Pasta jajeczna ze szparagami
            Z cyklu " Wypiekanie na Śniadanie "
 
 
 
 Pasta jajeczna to niemal świętość w naszym domu. 
 Od małego towarzyszyła mi . 
 Kiedyś jedzona tylko latem, gdy szczypiorku było dostatek w babcinym ogródku. 
 Pamiętam żniwa na wsi i tony ucieranej pasty … 

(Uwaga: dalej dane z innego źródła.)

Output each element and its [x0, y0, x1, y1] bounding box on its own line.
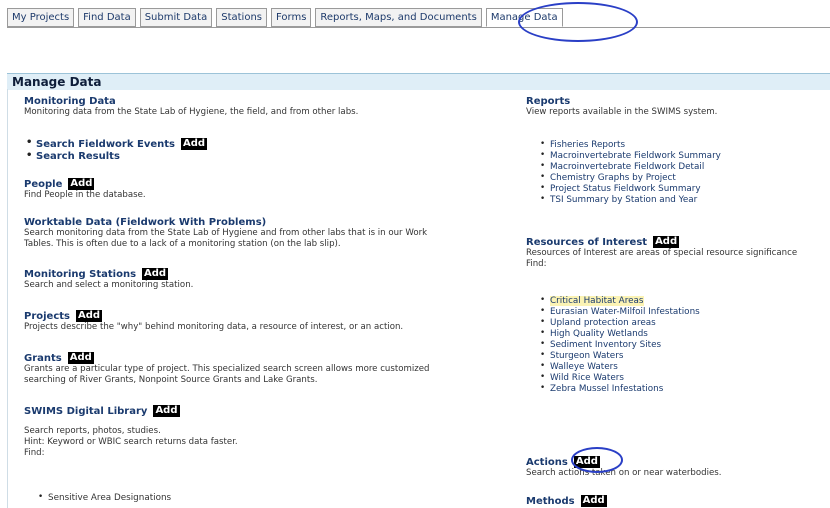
monitoring-links-list: Search Fieldwork Events Add Search Result… — [24, 137, 208, 163]
resources-find-label: Find: — [526, 259, 547, 269]
section-digital-library: SWIMS Digital Library Add Search reports,… — [24, 405, 504, 459]
section-monitoring-data: Monitoring Data Monitoring data from the… — [24, 96, 504, 118]
resource-link-zebra-mussel[interactable]: Zebra Mussel Infestations — [550, 384, 663, 394]
list-item[interactable]: High Quality Wetlands — [538, 328, 700, 340]
section-projects: Projects Add Projects describe the "why" … — [24, 310, 504, 333]
add-method-button[interactable]: Add — [580, 495, 607, 507]
tab-reports-maps-documents[interactable]: Reports, Maps, and Documents — [315, 8, 482, 27]
report-link-project-status[interactable]: Project Status Fieldwork Summary — [550, 184, 701, 194]
monitoring-data-desc: Monitoring data from the State Lab of Hy… — [24, 107, 359, 117]
tab-stations[interactable]: Stations — [216, 8, 267, 27]
list-item[interactable]: Search Results — [24, 150, 207, 163]
digital-library-find-label: Find: — [24, 448, 45, 458]
list-item[interactable]: Macroinvertebrate Fieldwork Summary — [538, 150, 721, 162]
section-methods: Methods Add — [526, 495, 826, 507]
reports-desc: View reports available in the SWIMS syst… — [526, 107, 718, 117]
list-item[interactable]: Zebra Mussel Infestations — [538, 383, 700, 395]
search-fieldwork-events-link[interactable]: Search Fieldwork Events — [36, 139, 175, 150]
resource-link-sediment[interactable]: Sediment Inventory Sites — [550, 340, 661, 350]
add-project-button[interactable]: Add — [76, 310, 103, 322]
panel-header: Manage Data — [7, 73, 830, 90]
list-item[interactable]: Fisheries Reports — [538, 139, 721, 151]
add-library-document-button[interactable]: Add — [153, 405, 180, 417]
report-link-macro-detail[interactable]: Macroinvertebrate Fieldwork Detail — [550, 162, 704, 172]
list-item[interactable]: Sensitive Area Designations — [36, 492, 171, 504]
resources-of-interest-link[interactable]: Resources of Interest — [526, 237, 647, 248]
list-item[interactable]: Critical Habitat Areas — [538, 295, 700, 307]
list-item[interactable]: Sediment Inventory Sites — [538, 339, 700, 351]
actions-desc: Search actions taken on or near waterbod… — [526, 468, 722, 478]
report-link-fisheries[interactable]: Fisheries Reports — [550, 140, 625, 150]
resource-link-walleye[interactable]: Walleye Waters — [550, 362, 618, 372]
grants-link[interactable]: Grants — [24, 353, 62, 364]
projects-desc: Projects describe the "why" behind monit… — [24, 322, 404, 332]
projects-link[interactable]: Projects — [24, 311, 70, 322]
list-item[interactable]: Upland protection areas — [538, 317, 700, 329]
search-results-link[interactable]: Search Results — [36, 151, 120, 162]
section-monitoring-stations: Monitoring Stations Add Search and select… — [24, 268, 504, 291]
actions-link[interactable]: Actions — [526, 457, 568, 468]
list-item[interactable]: Sturgeon Waters — [538, 350, 700, 362]
grants-desc-2: searching of River Grants, Nonpoint Sour… — [24, 375, 318, 385]
list-item[interactable]: Wild Rice Waters — [538, 372, 700, 384]
section-grants: Grants Add Grants are a particular type o… — [24, 352, 504, 386]
list-item[interactable]: Project Status Fieldwork Summary — [538, 183, 721, 195]
section-worktable: Worktable Data (Fieldwork With Problems)… — [24, 217, 504, 250]
monitoring-stations-link[interactable]: Monitoring Stations — [24, 269, 136, 280]
monitoring-stations-desc: Search and select a monitoring station. — [24, 280, 194, 290]
methods-link[interactable]: Methods — [526, 496, 575, 507]
add-fieldwork-event-button[interactable]: Add — [180, 138, 208, 150]
resources-list: Critical Habitat Areas Eurasian Water-Mi… — [538, 295, 700, 395]
monitoring-data-heading: Monitoring Data — [24, 96, 116, 107]
report-link-tsi[interactable]: TSI Summary by Station and Year — [550, 195, 697, 205]
tab-forms[interactable]: Forms — [271, 8, 312, 27]
tab-bar-divider — [7, 27, 830, 28]
worktable-desc-2: Tables. This is often due to a lack of a… — [24, 239, 341, 249]
list-item[interactable]: Eurasian Water-Milfoil Infestations — [538, 306, 700, 318]
resource-link-milfoil[interactable]: Eurasian Water-Milfoil Infestations — [550, 307, 700, 317]
library-find-list: Sensitive Area Designations — [36, 492, 171, 504]
resource-link-sturgeon[interactable]: Sturgeon Waters — [550, 351, 623, 361]
resources-desc: Resources of Interest are areas of speci… — [526, 248, 798, 258]
resource-link-wild-rice[interactable]: Wild Rice Waters — [550, 373, 624, 383]
list-item[interactable]: Chemistry Graphs by Project — [538, 172, 721, 184]
panel-title: Manage Data — [12, 75, 102, 89]
worktable-link[interactable]: Worktable Data (Fieldwork With Problems) — [24, 217, 504, 228]
digital-library-hint: Hint: Keyword or WBIC search returns dat… — [24, 437, 238, 447]
sensitive-area-designations-link[interactable]: Sensitive Area Designations — [48, 493, 171, 503]
highlight-oval-actions-add — [571, 447, 623, 473]
main-tab-bar: My Projects Find Data Submit Data Statio… — [7, 8, 567, 27]
list-item[interactable]: TSI Summary by Station and Year — [538, 194, 721, 206]
resource-link-wetlands[interactable]: High Quality Wetlands — [550, 329, 648, 339]
add-resource-button[interactable]: Add — [653, 236, 680, 248]
highlight-oval-manage-data-tab — [518, 2, 638, 42]
list-item[interactable]: Macroinvertebrate Fieldwork Detail — [538, 161, 721, 173]
section-reports: Reports View reports available in the SW… — [526, 96, 826, 118]
resource-link-upland[interactable]: Upland protection areas — [550, 318, 656, 328]
people-link[interactable]: People — [24, 179, 62, 190]
list-item[interactable]: Search Fieldwork Events Add — [24, 137, 208, 151]
list-item[interactable]: Walleye Waters — [538, 361, 700, 373]
add-station-button[interactable]: Add — [142, 268, 169, 280]
digital-library-desc-1: Search reports, photos, studies. — [24, 426, 161, 436]
people-desc: Find People in the database. — [24, 190, 146, 200]
add-people-button[interactable]: Add — [68, 178, 95, 190]
add-grant-button[interactable]: Add — [67, 352, 94, 364]
report-link-macro-summary[interactable]: Macroinvertebrate Fieldwork Summary — [550, 151, 721, 161]
grants-desc-1: Grants are a particular type of project.… — [24, 364, 430, 374]
reports-link[interactable]: Reports — [526, 96, 826, 107]
report-link-chemistry[interactable]: Chemistry Graphs by Project — [550, 173, 676, 183]
reports-list: Fisheries Reports Macroinvertebrate Fiel… — [538, 139, 721, 206]
section-people: People Add Find People in the database. — [24, 178, 504, 201]
tab-submit-data[interactable]: Submit Data — [139, 8, 213, 27]
digital-library-link[interactable]: SWIMS Digital Library — [24, 406, 147, 417]
worktable-desc-1: Search monitoring data from the State La… — [24, 228, 428, 238]
section-resources-of-interest: Resources of Interest Add Resources of In… — [526, 236, 830, 270]
tab-my-projects[interactable]: My Projects — [7, 8, 75, 27]
resource-link-critical-habitat[interactable]: Critical Habitat Areas — [550, 296, 644, 306]
tab-find-data[interactable]: Find Data — [78, 8, 136, 27]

 Gdy zobaczyłam propozycję z dodatkiem szparagów, to musiałam wziąć udział w akcji "Wypiekania na śniadanie". 
 
 
 Składniki:
- 3 ugotowane jajka,
 - 1/2 małego ząbka czosnku (dała 1 ząbek),
 - 3-4 zielone szparagów lub liście botwiny,
 - 1 łyżeczka soku z cytryny,
 - sól i świeżo zmielony czarny pieprz,
 - 1 łyżeczka oliwy extra vergine,
 - zielone listki pietruszki lub kolendry (dałam szczypiorek i koperek),
 - 2 łyżeczki majonezu,
 - 1 łyżeczka ostrej musztardy ( to dodałam dodatkowo).
 
 Przygotowanie: 
 Ugotować jajka, ostudzić. Szparagi lub botwinę blanszować 4 minuty, zalać zimną wodą, odsączyć na sicie, odciąć kawałki z główkami i resztę drobno posiekać, przełożyć do naczynia, następnie zetrzeć jajka, dodać czosnek, sok z cytryny, oliwę, zieleninę oraz majonez i musztardę. Wszystko wymieszać i doprawić solą i pieprzem. Odcięte kawałki szparagów zgrillować na patelni grillowej. Ja pastę podałam grillując bagietkę na patelni grillowej z oliwą i płatkami chilli. Razem na patelnię wrzuciłam kawałki zostawionych szparagów.